You can set them up with a meal train. Contact their friends and family and get them to sign up for a day to bring dinner. But make sure they know to drop it off and not go in. I'll let you know why in a bit.
Is it winter? Maybe shovel the driveway? Is it summer? Cut the grass? Water garden? Do you have a washer and dryer in your home? Maybe you could pick up their laundry and return it the next day clean and folded. Try to anticipate the needs of the new parents. You could arrange to come over and clean their kitchen and bathroom while Mom and baby nap or are out at an appointment. Run errands like pick up groceries or mail. Walk their dog or clean the kitty litter box. These are all things that weigh on the new parents mind as they are going through their day. Mom's who are recovering for a cesarean are especially vulnerable to things like carrying heavy things or walking up or down stairs. So anything you can do to lighten the load will be very much appreciated.

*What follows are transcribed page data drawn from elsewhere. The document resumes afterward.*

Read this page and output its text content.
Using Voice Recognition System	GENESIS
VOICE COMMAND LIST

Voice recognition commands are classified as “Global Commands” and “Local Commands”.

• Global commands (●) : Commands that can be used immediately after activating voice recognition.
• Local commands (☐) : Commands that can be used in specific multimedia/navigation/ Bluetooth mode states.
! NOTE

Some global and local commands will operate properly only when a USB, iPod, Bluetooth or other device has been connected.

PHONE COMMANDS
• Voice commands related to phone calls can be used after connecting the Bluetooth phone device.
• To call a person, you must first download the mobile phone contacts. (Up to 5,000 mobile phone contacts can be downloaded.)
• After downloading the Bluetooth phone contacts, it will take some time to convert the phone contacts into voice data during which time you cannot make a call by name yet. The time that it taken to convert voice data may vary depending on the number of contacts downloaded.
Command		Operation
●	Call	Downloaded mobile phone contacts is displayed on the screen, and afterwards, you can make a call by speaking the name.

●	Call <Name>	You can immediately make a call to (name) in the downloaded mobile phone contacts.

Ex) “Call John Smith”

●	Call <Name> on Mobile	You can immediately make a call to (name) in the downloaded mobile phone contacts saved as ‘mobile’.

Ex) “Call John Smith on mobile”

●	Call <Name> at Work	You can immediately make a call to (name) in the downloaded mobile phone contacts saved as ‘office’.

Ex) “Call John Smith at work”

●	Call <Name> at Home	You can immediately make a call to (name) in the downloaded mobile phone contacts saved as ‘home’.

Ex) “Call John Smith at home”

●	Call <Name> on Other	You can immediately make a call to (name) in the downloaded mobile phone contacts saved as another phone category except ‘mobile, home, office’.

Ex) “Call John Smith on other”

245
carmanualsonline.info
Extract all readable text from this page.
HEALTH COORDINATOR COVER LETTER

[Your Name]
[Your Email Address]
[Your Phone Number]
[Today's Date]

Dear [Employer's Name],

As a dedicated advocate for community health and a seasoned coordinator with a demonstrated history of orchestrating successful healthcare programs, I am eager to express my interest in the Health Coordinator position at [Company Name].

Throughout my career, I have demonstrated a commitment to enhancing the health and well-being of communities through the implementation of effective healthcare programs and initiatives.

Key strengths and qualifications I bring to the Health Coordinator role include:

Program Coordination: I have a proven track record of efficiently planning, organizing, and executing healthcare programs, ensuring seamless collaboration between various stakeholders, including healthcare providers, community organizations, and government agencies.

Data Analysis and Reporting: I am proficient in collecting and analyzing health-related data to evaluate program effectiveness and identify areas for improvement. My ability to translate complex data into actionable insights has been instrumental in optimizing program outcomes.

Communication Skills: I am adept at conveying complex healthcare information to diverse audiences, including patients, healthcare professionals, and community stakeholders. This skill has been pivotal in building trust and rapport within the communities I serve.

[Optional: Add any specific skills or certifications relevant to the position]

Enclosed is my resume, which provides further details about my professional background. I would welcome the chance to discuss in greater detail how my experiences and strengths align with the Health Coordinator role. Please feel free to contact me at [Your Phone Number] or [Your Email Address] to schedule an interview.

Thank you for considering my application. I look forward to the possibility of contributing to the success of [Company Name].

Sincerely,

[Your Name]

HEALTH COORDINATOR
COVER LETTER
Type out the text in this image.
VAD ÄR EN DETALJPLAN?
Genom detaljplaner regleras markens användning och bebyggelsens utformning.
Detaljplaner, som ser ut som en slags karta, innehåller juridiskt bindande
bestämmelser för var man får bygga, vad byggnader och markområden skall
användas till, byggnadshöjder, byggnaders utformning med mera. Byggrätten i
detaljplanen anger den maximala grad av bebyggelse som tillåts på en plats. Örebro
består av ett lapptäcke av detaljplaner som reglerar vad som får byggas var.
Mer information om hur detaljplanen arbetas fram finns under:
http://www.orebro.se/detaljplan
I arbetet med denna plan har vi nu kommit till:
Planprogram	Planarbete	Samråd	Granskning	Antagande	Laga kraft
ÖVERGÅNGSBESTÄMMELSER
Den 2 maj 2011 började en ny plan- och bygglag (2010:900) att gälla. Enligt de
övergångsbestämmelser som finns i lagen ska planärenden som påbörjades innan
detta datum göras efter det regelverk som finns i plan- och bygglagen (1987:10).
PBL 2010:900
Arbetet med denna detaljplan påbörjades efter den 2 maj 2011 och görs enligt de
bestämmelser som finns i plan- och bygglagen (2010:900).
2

Is this their 2nd, 3rd, 4th? Then you have a great opportunity to help. Take those children and give them a fun outing. Bonus points if its exercise that will wear them out for later. Plan ahead to take the other children as often as you can. This gives the parents a chance to take a much deserved breather. Not to mention how great it is for kids to have lots of grown ups in their life that love them and want to spend time with them.
I know I just told you to text the parents and offer specific things, and I stand by that. But like I said before, help should not come with strings. Just because they want some freezer meals does not mean you have an excuse to invite yourself in. The pressure to host can be a huge stresser for new, tired parents. So anticipate this and be clear that you are happy to drop things off, do chores quietly and without company etc. When they have more energy and Mom has recovered from birthing a child, they are going to be in a better frame of mind to visit and show off their new babe. Give them time.
This might sound strange. And I don't mean e-transfer them a twenty and call it a day. I mean if the things I mentioned above are not your cup of tea, or you have a family and career that take up all your time, you can still help.
Instead of throwing a baby shower where everyone spends money on gifts, pool your money together and put it towards hiring support for when baby comes home. While having a closet full of cute baby clothes is adorable, its not going to help the new parents get through the day when they are exhausted and overwhelmed. But postpartum support will.